The problem was the beasts always got a bit moody around the time of the full moon. Luckily, I was somewhat of an expert monster slayer.

My phone rang again. It was a number I didn’t recognize. But the name ‘Heaven’ was displayed prominently on the screen. Must have been someone’s idea of a good joke.

“Heaven is calling,” I told my sisters.

Yeah, Heaven. As though that would make me answer the phone.

I looked up at the sky and said, “Nice try, Nyx.”

I could hear the rumbling of beasts.

“What’s that?” Gin asked, unsettled. She nearly dropped her tools.
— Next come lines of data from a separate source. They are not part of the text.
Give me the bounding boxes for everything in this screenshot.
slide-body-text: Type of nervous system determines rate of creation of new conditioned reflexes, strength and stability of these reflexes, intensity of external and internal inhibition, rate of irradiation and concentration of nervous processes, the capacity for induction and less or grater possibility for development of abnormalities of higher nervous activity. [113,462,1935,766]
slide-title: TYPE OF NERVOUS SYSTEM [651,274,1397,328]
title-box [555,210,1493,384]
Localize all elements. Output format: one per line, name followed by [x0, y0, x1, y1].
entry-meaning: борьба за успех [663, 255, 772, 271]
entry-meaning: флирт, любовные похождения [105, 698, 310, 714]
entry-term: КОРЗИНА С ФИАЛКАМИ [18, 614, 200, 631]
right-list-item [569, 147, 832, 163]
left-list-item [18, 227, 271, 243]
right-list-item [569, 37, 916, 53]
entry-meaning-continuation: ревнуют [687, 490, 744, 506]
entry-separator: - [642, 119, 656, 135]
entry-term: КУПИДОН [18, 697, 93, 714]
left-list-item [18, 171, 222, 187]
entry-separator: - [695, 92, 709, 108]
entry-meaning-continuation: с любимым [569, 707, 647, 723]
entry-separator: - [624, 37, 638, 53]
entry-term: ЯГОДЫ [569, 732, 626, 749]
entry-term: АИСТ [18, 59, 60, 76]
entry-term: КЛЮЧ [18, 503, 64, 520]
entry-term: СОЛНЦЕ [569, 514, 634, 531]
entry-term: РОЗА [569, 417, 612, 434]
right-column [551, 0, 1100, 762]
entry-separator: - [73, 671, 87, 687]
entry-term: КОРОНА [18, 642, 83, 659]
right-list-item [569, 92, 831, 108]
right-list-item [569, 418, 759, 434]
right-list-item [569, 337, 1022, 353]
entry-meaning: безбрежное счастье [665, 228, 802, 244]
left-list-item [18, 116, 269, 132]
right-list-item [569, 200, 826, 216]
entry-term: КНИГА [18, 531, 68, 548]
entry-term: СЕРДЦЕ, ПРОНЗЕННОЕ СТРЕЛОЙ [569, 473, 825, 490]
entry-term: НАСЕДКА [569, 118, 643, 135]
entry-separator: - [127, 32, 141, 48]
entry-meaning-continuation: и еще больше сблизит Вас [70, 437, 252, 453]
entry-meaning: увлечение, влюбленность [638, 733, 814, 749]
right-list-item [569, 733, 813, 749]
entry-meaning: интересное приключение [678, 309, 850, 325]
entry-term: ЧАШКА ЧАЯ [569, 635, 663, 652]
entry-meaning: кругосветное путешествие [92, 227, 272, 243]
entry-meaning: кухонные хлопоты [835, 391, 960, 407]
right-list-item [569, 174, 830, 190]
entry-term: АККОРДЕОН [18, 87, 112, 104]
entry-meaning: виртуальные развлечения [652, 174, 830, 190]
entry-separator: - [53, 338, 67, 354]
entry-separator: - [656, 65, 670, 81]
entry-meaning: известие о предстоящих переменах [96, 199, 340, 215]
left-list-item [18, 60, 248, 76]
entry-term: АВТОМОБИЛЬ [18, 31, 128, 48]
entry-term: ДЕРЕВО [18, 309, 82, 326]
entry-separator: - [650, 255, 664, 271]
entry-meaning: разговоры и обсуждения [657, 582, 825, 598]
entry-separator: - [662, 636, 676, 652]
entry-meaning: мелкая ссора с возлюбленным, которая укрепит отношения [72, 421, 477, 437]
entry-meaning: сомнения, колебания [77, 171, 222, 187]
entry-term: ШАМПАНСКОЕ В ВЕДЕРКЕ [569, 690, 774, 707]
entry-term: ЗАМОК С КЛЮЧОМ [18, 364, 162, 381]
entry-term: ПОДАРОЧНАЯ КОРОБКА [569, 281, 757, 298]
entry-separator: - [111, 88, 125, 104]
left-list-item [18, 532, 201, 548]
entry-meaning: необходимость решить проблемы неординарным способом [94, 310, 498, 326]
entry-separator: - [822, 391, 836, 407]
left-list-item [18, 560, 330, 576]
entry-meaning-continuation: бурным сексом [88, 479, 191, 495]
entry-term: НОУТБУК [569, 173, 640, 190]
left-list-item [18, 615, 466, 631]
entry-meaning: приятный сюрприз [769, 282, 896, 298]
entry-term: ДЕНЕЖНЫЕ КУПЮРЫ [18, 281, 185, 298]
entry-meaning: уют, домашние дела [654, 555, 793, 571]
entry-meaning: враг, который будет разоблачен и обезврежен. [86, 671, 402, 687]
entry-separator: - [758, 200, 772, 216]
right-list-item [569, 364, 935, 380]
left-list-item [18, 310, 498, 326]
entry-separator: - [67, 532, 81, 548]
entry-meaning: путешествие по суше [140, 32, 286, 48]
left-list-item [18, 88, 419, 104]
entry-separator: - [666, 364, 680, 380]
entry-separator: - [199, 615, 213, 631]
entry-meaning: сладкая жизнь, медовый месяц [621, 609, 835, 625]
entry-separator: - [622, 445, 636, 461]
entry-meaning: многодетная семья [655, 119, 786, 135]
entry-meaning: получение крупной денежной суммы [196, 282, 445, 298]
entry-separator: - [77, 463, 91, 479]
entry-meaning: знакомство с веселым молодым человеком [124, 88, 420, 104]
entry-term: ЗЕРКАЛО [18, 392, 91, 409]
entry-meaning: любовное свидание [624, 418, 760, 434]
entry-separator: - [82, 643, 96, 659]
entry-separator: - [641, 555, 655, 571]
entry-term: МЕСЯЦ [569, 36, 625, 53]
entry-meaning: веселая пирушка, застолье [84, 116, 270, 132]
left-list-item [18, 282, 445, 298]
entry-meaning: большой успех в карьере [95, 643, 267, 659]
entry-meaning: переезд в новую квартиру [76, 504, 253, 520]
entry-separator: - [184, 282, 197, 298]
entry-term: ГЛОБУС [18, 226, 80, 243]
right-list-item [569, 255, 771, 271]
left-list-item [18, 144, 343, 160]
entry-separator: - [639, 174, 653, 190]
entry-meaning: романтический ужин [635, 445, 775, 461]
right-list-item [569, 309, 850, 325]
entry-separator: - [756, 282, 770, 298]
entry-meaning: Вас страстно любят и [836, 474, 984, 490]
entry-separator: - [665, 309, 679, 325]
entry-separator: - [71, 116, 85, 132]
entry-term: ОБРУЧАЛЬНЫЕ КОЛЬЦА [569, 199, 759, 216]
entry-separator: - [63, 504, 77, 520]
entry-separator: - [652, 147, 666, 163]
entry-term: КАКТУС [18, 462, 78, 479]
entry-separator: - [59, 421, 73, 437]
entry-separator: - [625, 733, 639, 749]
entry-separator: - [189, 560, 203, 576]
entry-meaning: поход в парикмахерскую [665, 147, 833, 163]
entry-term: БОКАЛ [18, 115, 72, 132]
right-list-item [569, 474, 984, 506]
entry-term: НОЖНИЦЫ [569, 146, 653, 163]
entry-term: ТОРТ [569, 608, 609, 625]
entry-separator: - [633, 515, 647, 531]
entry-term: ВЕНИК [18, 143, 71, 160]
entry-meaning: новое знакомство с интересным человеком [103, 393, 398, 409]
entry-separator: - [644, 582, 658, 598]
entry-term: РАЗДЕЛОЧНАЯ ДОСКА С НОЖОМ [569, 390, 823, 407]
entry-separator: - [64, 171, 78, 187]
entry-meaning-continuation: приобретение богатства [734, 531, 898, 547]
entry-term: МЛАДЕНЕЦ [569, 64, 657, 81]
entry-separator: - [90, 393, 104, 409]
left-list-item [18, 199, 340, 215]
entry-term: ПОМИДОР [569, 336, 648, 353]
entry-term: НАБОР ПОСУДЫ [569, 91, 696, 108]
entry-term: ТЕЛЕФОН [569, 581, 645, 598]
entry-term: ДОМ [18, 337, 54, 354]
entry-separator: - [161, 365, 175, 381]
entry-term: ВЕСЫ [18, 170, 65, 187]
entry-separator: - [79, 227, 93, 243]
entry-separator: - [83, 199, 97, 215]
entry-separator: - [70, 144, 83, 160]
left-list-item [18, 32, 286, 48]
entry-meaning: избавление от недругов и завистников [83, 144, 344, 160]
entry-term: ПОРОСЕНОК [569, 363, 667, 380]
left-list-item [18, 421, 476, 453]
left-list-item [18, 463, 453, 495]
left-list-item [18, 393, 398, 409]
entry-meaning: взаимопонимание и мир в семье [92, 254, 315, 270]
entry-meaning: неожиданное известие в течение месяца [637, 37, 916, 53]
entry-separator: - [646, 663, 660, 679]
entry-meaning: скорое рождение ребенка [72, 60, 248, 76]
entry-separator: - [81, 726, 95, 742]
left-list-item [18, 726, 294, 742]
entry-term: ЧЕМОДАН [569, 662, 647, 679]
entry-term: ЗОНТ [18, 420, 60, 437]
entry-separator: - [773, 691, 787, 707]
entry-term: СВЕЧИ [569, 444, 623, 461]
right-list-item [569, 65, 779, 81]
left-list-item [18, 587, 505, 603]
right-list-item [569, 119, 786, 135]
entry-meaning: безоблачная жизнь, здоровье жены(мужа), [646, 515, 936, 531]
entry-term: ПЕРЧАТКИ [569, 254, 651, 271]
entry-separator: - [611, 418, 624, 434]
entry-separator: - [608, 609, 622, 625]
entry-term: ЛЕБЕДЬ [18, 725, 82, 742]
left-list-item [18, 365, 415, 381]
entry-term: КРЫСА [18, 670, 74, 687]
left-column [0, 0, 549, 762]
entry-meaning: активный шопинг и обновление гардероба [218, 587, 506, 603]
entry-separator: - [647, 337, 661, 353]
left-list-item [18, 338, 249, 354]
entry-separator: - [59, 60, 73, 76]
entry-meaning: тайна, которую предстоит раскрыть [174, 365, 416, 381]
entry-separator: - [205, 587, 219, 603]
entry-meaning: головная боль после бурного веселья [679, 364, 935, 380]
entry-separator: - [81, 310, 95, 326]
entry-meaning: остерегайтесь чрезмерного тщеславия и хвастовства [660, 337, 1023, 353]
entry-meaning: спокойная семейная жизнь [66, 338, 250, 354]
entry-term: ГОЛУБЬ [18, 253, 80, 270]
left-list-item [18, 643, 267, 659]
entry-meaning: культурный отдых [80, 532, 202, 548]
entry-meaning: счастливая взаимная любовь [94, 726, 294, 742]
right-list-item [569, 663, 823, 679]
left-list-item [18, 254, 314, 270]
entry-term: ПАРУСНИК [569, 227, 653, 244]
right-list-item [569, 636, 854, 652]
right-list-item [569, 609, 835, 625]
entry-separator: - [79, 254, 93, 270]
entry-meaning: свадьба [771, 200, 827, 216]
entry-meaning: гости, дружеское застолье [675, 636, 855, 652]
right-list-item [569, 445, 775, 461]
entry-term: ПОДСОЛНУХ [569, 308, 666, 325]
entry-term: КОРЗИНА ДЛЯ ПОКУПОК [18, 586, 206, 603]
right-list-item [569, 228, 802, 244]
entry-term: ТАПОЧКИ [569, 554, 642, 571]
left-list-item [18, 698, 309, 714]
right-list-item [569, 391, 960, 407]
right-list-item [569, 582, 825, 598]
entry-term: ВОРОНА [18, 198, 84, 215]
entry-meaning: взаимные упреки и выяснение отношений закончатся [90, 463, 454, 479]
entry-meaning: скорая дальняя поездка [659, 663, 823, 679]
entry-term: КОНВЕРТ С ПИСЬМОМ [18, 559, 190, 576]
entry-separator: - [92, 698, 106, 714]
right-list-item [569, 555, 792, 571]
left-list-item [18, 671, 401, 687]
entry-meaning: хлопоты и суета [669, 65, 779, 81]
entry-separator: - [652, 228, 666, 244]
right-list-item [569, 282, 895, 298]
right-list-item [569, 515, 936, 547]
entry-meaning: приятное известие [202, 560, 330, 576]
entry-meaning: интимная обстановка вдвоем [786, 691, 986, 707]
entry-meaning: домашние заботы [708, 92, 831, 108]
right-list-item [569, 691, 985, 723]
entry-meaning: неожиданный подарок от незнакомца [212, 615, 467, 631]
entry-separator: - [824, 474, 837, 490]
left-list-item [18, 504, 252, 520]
“Don’t worry about it,” I told her. “I’m on it.”

I was already up and swinging my sword through the overgrown centipedes. Damn, their armor was tough. I blasted one with a fire spell. It worked better than my sword.

“How are you coming with that door, Gin?” I called back.

“Just a little bit longer,” she replied.

Tessa was helping her, holding her tools and keeping an eye out in case any of the beasts got past me. The centipedes were gone, but now I had some rather large silver wolves to contend with.

And by silver, I meant made of actual metal. They weren’t covered in fur like normal wolves. They were made of some kind of strong metal, stronger than anything I’d ever encountered. My sword bounced right off them. Even my magic didn’t put a dent in them. Nothing was hurting them. Sure, I could force them back with some well-placed telekinetic blasts, but they just kept rushing forward. We were being overrun.

“Now would be a good time to get that door open,” I told Gin, trying to keep the panic out of my voice.

I didn’t know what was on the other side. Hopefully, it wasn’t more monsters. All I knew was things weren’t looking good here. The monsters came at me from either side—and from above.

Magic flashed, and then the beasts were gone. A combined blast of thunder, fire, and lightning had split them into little bits of metal. That blast had also knocked me on my ass.

I looked up and saw Faris. So he’d been the one to blast the monsters to bits. And save my life. Damn it. I really didn’t want to owe Faris anything.

He pulled me to my feet. “You really must be more careful. You are carrying priceless cargo.” He looked down at my belly.

Faris saw me as a moderately useful weapon, but he saw my unborn child as the weapon to end all wars.

“You didn’t answer my call.” Disapproval flashed in his eyes.

“Heaven. That was you,” I realized.

“Naturally,” he said smugly.

I shook my head in disbelief. “I should have guessed.”

The God of Heaven’s Army. Heaven. Made sense.

“All right then,” Faris said, dusting leftover magic off his hands. “Let’s do what we came here to do.”